Во втором из обсуждавшихся выше сновидений мы встречались с архетипом, которому я еще не уделял внимания. Это особое сочетание горящих свечей, образующих как бы четыре пирамиды. Тут подчеркивается символическая значимость числа четыре, поскольку пирамиды занимают место иконостаса, священного образа. Храм называется «домом самососредоточенности», поэтому мы можем предположить, что этот символ служит для обозначения алтаря. Теtractus, если воспользоваться пифагорейским термином, действительно относится к «самососредоточенности», как о том ясно свидетельствует сон пациента. Этот символ появляется и в других сновидениях, обычно в форме круга, разделенного на четыре части, в некоторых сновидениях пациента из той же серии он принимает также форму неразделенного круга, цветка, квадратной площади или комнаты, четырехугольника, глобуса, часов, симметричного сада с фонтаном посредине, четырех людей в лодке, в аэроплане или за столом, четырех стульев вокруг стола, четырех цветов, колеса с восемью спицами, звезды или солнца с восемью лучами, круглой шляпы, разделенной на восемь частей, медведя с четырьмя глазами, квадратной тюремной камеры, четырех времен года, корзинки с четырьмя орехами, мировых часов с диском, разделенным на 4 х 8 = 32 подразделения, и т.д. Эти символы четверичности встречаются 71 раз в серии из четырехсот сновидений. Данный случай не является чем-то исключительным.

Я наблюдал много случаев, где встречается число четыре — оно всегда имело бессознательные истоки. Иначе говоря, образ приходил в сновидении, а сновидец не имел представления о его смысле и никогда ранее не слышал о символическом значении четверицы.

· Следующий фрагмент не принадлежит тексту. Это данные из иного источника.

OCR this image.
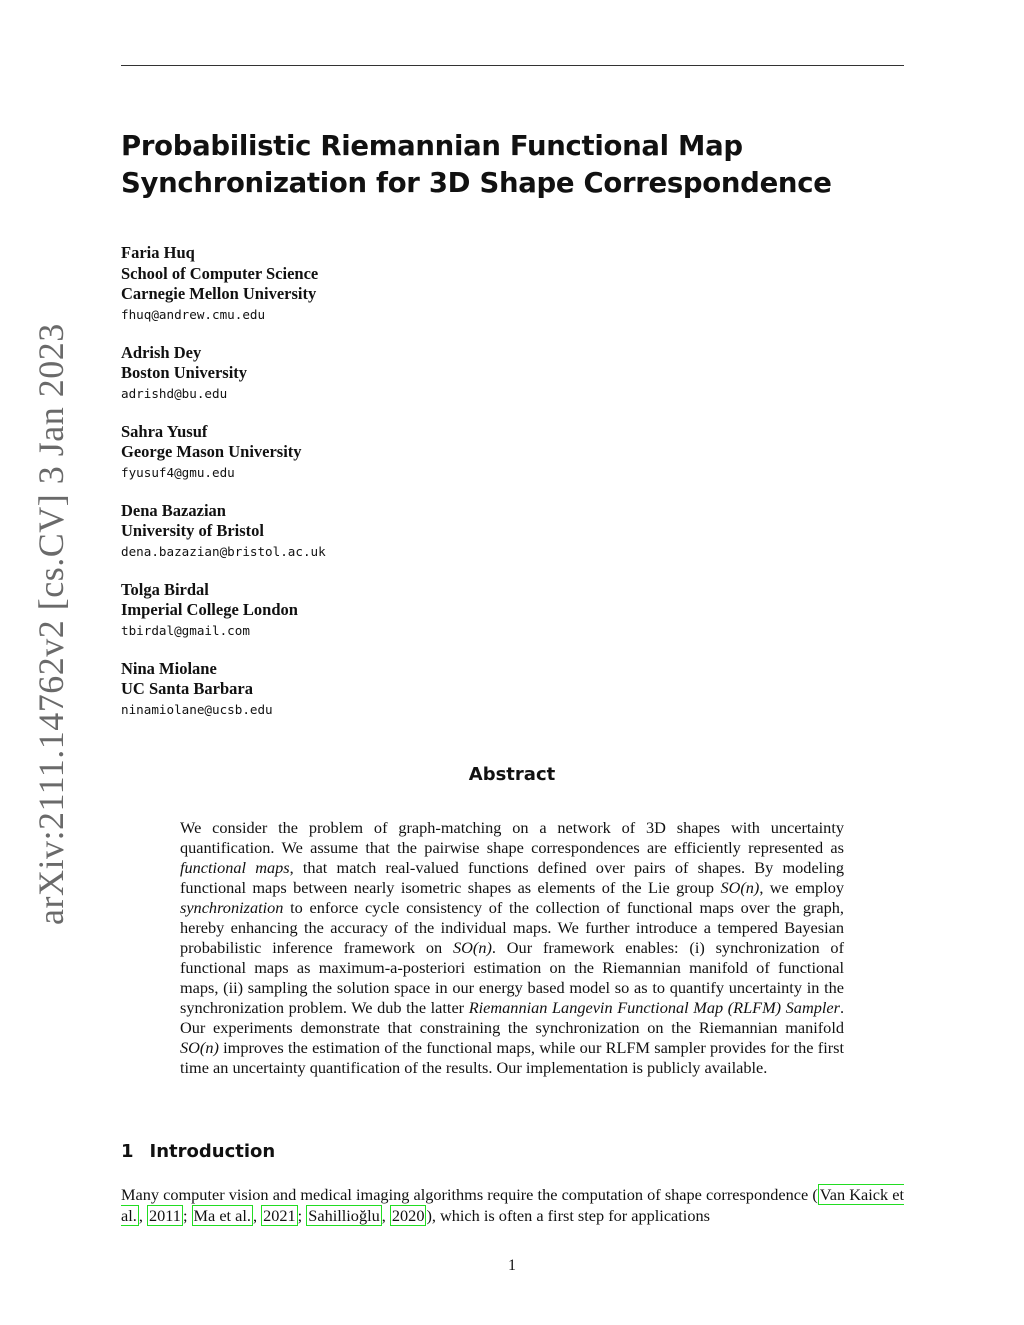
Probabilistic Riemannian Functional Map Synchronization for 3D Shape Correspondence
Faria Huq
School of Computer Science
Carnegie Mellon University
fhuq@andrew.cmu.edu
Adrish Dey
Boston University
adrishd@bu.edu
Sahra Yusuf
George Mason University
fyusuf4@gmu.edu
Dena Bazazian
University of Bristol
dena.bazazian@bristol.ac.uk
Tolga Birdal
Imperial College London
tbirdal@gmail.com
Nina Miolane
UC Santa Barbara
ninamiolane@ucsb.edu
arXiv:2111.14762v2 [cs.CV] 3 Jan 2023	Abstract
We consider the problem of graph-matching on a network of 3D shapes with uncertainty quantification. We assume that the pairwise shape correspondences are efficiently represented as functional maps, that match real-valued functions defined over pairs of shapes. By modeling functional maps between nearly isometric shapes as elements of the Lie group SO(n), we employ synchronization to enforce cycle consistency of the collection of functional maps over the graph, hereby enhancing the accuracy of the individual maps. We further introduce a tempered Bayesian probabilistic inference framework on SO(n). Our framework enables: (i) synchronization of functional maps as maximum-a-posteriori estimation on the Riemannian manifold of functional maps, (ii) sampling the solution space in our energy based model so as to quantify uncertainty in the synchronization problem. We dub the latter Riemannian Langevin Functional Map (RLFM) Sampler. Our experiments demonstrate that constraining the synchronization on the Riemannian manifold SO(n) improves the estimation of the functional maps, while our RLFM sampler provides for the first time an uncertainty quantification of the results. Our implementation is publicly available.
1 Introduction
Many computer vision and medical imaging algorithms require the computation of shape correspondence ( Van Kaick et al. , 2011 ; Ma et al. , 2021 ; Sahillioğlu , 2020 ), which is often a first step for applications
1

Иное дело — число три, поскольку Троица представляет собой общепризнанное и доступное каждому символическое число. Но четверка нам, в особенности современным ученым, говорит не больше, чем любое другое число. Числовой символизм со всей своей заслуживающей почтения историей представляет собой область знания, целиком и полностью лежащую за пределами сознания нашего сновидца. Если сновидения в этих условиях столь настойчиво говорят о важности четверки, то у нас есть полное право считать ее происхождение бессознательным. Нуминозный характер четверицы очевиден во втором сновидении. Из этого факта мы должны сделать вывод, что сновидение указывает на значения, которые мы называем «священными». Так как сновидец не в силах проследить связь этого факта с каким-нибудь сознательным источником, я применяю сравнительный метод, чтобы выявить значение символики.